Thomas ably defends his major thesis: there was a good-faith argument that inflicting massive civilian casualties on Japan was necessary to avoid an even more massive bloodbath (on both sides) that would have resulted from an American invasion. He notes the intransigence of Japan's hardliners about surrender that continued even after the A-bombs were dropped. And even the eventual surrender was a near thing; there was an attempted coup against the pro-surrender forces. And there was a lot of seppuku.
Stimson, in particular, was tormented by the use of the A-bomb against Japanese cities. (He absolutely banned its use against Kyoto, a city he had previously visited, and charmed by its beauty.)
On the Japanese side, the focus on Tōgō is interesting too. He was kind of an oddball, marrying a German lady he'd met while on a diplomatic assignment there. Thomas makes clear that his advocacy of surrender was perilous: officials insufficiently gung-ho for war were often murdered.
Interesting fact: while the new B-29 bombers could fly at 30,000 feet, their ground speed on the way to Japan was greatly reduced thanks to the jet stream. (Thomas claims that the jet stream was a "never-before-observed meteorological phenomenon"; Wikipedia disagrees.) This caused a strategy shift from high-altitude daytime "precision" bombing (which was beset by other problems) to nighttime lower-altitude incendiary bombing, causing firestorms and massive civilian death.
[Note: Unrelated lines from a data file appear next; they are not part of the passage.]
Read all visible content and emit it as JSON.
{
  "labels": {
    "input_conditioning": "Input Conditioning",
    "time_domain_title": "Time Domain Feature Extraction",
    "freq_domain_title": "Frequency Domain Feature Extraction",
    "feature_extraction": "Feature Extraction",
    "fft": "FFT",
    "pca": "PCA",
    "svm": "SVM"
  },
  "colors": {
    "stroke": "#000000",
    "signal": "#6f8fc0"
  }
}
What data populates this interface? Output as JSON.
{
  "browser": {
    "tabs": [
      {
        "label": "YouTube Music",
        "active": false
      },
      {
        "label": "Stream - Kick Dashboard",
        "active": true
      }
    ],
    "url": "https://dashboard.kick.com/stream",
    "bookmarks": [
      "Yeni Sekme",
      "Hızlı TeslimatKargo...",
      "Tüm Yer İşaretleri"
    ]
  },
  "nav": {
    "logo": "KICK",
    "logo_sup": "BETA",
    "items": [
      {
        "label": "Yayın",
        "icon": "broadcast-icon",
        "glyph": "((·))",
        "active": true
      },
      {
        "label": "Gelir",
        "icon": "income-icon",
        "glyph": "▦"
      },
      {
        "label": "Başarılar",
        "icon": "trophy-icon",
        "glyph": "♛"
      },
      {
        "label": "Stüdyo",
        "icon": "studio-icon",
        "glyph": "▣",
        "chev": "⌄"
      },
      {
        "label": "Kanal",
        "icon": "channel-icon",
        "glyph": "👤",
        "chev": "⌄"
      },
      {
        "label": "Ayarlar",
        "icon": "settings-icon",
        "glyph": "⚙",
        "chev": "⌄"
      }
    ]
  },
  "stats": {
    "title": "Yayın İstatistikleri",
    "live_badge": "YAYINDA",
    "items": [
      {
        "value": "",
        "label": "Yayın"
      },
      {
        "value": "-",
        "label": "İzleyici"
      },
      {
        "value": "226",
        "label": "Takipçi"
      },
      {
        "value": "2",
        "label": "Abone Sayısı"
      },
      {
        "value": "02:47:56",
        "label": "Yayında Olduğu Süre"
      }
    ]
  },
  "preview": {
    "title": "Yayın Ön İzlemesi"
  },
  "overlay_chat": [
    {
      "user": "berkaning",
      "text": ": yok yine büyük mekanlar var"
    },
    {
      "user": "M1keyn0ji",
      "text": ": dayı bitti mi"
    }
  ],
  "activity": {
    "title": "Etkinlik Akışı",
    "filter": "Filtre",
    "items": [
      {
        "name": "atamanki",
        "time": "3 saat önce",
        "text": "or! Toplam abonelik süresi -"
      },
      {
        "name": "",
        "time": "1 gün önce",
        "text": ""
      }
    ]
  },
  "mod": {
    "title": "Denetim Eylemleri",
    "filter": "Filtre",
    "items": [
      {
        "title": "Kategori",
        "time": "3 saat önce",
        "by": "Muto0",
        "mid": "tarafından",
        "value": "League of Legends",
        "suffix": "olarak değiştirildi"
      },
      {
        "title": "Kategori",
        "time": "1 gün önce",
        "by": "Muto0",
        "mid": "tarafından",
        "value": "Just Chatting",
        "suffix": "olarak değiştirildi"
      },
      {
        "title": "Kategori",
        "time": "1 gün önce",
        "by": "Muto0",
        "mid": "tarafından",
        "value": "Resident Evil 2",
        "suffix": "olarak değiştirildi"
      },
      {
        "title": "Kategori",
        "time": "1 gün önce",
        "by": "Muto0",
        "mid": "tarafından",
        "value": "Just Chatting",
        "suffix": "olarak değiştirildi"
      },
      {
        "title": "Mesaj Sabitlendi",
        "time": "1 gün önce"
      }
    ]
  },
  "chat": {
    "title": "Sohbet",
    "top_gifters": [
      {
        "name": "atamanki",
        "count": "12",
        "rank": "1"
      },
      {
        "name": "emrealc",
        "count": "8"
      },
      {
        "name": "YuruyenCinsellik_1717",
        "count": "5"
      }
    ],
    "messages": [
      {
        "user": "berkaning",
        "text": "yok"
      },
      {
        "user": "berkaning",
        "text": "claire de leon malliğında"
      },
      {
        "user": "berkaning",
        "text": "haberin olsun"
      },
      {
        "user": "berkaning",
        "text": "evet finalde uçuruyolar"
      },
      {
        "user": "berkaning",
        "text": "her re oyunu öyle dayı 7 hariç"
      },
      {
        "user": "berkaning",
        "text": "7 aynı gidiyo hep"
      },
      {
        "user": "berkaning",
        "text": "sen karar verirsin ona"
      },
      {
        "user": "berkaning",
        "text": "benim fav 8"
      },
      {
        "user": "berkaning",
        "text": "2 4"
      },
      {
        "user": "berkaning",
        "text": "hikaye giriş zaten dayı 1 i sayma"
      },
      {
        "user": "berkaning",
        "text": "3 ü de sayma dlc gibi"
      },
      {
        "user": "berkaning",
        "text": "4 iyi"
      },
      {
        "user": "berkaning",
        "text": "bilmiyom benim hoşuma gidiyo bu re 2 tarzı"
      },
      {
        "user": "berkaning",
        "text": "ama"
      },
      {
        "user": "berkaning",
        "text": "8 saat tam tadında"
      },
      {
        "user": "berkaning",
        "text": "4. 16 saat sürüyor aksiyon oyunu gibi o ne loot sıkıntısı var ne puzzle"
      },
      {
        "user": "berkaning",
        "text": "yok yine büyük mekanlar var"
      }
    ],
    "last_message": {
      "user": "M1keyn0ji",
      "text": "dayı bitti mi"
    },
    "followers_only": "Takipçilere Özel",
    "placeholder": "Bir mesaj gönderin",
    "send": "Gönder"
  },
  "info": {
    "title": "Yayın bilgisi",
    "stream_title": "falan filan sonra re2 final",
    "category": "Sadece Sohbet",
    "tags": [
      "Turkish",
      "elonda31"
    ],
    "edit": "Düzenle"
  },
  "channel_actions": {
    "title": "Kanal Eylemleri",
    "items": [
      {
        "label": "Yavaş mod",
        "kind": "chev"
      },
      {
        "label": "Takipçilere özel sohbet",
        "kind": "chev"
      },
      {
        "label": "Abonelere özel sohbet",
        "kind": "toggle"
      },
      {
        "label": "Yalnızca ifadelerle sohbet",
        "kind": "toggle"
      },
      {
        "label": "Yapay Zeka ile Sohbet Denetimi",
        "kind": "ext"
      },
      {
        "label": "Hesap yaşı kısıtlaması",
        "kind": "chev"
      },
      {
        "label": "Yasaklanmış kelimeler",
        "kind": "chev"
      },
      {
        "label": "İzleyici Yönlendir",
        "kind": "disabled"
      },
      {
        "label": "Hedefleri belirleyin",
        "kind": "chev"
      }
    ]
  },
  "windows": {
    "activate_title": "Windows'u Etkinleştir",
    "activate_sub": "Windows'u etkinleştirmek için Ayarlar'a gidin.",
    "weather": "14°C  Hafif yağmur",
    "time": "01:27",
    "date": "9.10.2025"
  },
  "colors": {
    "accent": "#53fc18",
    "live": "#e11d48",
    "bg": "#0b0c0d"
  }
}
This, after the British bombing of Dresden was widely deplored.
Further interesting fact: Stimson called for the abolition of submarines as a weapon of war as Hoover's Secretary of State in 1930; too sneaky! And (as noted) he was morally torn about Hiroshima and Nagasaki. But in 1966, the USS Henry L. Stimson ballistic missile submarine was commisioned, carrying 16 Polaris/Poseidon/Trident missles, with warheads that made the bombs dropped on Japan look like relative firecrackers.